Prove these 3 spaces are homotopy equivalent

Question

The image is below.

(a) $S^2$ with a diameter.

(b) $T^2$ with a disk in the middle hole.

(c) $S^2$ tangent with $S^1$ .

I think they may the deformation retract of the same space. But I can't found them exactly.

Answer 1

Eli's answer is really good, as you'll understand when you're a little further along.

But for now, consider deforming the sphere-with-diameter by shrinking the diameter to a single point, so that the north and south poles become one point in the new space $X$.

Then consider shrinking the disk in the middle of the torus in part (b) so that it becomes a single point.

The resulting two spaces look a LOT alike.
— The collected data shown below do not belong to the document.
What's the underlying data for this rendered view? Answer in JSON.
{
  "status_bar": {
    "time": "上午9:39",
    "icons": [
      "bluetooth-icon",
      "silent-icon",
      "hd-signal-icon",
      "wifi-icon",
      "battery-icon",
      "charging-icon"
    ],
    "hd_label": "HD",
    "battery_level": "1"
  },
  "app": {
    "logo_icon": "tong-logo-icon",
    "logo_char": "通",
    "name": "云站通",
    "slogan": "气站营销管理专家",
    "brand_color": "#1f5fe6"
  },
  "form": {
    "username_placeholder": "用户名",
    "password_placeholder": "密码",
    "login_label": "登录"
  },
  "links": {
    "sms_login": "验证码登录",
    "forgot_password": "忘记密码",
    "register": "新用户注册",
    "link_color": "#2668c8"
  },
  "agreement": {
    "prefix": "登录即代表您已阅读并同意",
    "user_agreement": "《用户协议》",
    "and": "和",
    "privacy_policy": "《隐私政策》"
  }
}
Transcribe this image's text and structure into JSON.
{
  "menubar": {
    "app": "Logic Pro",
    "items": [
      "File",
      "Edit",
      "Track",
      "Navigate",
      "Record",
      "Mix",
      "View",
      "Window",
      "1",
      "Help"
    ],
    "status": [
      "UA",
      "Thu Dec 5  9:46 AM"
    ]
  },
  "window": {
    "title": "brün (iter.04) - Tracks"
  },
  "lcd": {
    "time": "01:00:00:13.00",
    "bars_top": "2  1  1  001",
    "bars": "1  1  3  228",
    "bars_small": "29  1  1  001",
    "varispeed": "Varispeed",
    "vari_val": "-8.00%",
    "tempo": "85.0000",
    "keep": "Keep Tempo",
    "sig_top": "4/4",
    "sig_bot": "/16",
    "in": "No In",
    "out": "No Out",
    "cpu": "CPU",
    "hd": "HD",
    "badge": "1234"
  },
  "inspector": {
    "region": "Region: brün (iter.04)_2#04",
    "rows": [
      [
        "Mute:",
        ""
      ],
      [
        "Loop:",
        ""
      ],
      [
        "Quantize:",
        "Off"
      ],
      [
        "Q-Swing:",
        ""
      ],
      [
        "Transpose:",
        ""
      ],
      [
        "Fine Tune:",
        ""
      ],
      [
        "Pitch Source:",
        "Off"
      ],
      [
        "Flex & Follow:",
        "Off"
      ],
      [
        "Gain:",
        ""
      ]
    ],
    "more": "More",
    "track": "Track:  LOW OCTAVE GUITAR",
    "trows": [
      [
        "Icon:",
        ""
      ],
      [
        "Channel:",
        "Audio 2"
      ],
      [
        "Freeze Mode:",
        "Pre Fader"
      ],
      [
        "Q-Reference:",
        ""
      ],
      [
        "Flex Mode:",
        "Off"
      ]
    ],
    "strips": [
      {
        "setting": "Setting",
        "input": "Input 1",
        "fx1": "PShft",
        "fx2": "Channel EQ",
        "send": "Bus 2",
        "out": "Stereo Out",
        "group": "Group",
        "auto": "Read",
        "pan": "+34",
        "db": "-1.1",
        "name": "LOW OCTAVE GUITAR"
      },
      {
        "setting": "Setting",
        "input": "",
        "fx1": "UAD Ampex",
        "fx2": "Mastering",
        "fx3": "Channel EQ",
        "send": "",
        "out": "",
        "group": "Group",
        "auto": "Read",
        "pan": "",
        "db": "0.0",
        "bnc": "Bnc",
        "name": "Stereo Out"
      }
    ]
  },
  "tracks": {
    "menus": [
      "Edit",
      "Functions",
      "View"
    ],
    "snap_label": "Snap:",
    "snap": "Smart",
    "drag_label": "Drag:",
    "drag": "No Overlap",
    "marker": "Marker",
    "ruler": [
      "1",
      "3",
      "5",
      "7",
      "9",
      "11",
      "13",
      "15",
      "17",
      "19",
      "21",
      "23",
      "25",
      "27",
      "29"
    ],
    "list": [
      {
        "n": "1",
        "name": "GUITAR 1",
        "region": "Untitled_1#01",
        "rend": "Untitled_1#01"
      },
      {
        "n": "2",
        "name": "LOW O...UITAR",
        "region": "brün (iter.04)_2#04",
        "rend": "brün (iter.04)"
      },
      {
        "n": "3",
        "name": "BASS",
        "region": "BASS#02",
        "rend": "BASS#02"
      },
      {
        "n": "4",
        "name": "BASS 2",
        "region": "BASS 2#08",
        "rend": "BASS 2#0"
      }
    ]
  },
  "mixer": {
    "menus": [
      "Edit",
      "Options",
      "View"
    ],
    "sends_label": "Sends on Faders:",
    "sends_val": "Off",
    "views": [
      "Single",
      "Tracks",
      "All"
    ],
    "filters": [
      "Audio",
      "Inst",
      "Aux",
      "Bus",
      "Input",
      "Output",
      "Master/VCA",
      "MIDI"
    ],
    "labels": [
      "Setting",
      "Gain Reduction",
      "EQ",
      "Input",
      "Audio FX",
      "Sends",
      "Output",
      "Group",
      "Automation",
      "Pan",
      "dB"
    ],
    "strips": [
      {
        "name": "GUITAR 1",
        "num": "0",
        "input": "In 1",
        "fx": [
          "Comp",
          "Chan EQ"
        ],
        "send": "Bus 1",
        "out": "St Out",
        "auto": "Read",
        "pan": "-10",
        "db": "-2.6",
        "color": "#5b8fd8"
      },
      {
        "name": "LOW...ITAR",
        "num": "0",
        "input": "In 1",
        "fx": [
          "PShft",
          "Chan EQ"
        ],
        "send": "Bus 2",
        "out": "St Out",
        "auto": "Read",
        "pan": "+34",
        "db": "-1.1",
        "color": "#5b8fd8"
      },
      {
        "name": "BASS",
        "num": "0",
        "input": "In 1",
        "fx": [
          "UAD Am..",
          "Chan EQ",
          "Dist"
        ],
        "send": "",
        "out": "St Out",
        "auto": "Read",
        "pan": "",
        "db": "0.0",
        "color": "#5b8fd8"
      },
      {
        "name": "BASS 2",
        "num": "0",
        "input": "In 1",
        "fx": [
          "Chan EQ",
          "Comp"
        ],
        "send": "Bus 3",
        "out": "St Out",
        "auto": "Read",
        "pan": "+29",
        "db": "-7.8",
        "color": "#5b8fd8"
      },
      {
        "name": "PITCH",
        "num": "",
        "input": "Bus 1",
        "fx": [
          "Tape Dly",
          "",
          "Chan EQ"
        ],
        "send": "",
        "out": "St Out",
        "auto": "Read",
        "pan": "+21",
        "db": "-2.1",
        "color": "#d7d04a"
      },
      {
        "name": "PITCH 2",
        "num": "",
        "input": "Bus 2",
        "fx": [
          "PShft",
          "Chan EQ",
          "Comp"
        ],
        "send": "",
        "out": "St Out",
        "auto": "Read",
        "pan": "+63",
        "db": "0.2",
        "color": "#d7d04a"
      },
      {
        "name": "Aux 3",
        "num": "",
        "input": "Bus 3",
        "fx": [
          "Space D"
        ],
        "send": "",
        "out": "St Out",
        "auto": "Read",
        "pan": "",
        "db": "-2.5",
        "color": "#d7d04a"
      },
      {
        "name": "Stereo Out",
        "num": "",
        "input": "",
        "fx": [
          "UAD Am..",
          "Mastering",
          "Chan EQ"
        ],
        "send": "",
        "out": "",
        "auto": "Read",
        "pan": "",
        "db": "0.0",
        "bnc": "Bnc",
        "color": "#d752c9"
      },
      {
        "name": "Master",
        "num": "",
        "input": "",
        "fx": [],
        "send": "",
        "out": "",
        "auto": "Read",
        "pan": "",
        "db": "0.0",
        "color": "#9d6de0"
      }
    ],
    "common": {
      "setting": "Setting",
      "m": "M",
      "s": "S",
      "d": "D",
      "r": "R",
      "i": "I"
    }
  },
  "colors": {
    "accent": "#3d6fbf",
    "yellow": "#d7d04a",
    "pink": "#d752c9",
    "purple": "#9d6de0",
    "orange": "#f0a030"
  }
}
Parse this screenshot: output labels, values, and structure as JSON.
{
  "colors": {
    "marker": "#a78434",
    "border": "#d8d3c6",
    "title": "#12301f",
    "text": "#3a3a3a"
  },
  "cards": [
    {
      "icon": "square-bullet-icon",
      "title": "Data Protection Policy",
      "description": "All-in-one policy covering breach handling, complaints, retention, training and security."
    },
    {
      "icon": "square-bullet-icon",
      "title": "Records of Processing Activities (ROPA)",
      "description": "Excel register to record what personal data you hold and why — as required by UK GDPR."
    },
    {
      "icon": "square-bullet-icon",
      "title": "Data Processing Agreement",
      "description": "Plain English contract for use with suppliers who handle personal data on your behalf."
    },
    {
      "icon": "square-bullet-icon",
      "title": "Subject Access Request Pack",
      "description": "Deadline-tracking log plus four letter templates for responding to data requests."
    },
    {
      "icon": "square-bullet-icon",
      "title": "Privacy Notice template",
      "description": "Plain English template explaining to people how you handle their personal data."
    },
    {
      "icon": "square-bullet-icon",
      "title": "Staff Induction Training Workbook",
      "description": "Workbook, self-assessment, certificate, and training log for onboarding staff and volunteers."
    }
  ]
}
Indeed, you could probably put polar coordinates on them in such a way that the two spaces are naturally homeomorphic by a map like $S(\theta, \phi) \mapsto T(\theta, \phi)$, where $S$ and $T$ are the parameterizations of the squeezed sphere and the squeezed torus.

As for showing that "c" is the same as "a" and "b", I'll leave that to you (in part because I don't instantly see how to do it!). [Or you can read on, now that I've thought for a moment or two more.]

Take drawing "a" and make the line from the north to south pole go OUTSIDE the sphere instead of inside. Clearly the resulting space is homeomorphic to the one shown in drawing "a". Now move the two attachment points for this arc --- initially the N and S pole --- towards the equator, until they become a single point. That looks a lot like figure "c".

Answer 2

Consider the folowing theorm :

If (X,A) is a CWpair consisting of a CWcomplex X and a contractible subcomplex A, then the quotient map X→X/A is a homotopy equivalence

Thing about what should be your CW pair for achiving these ?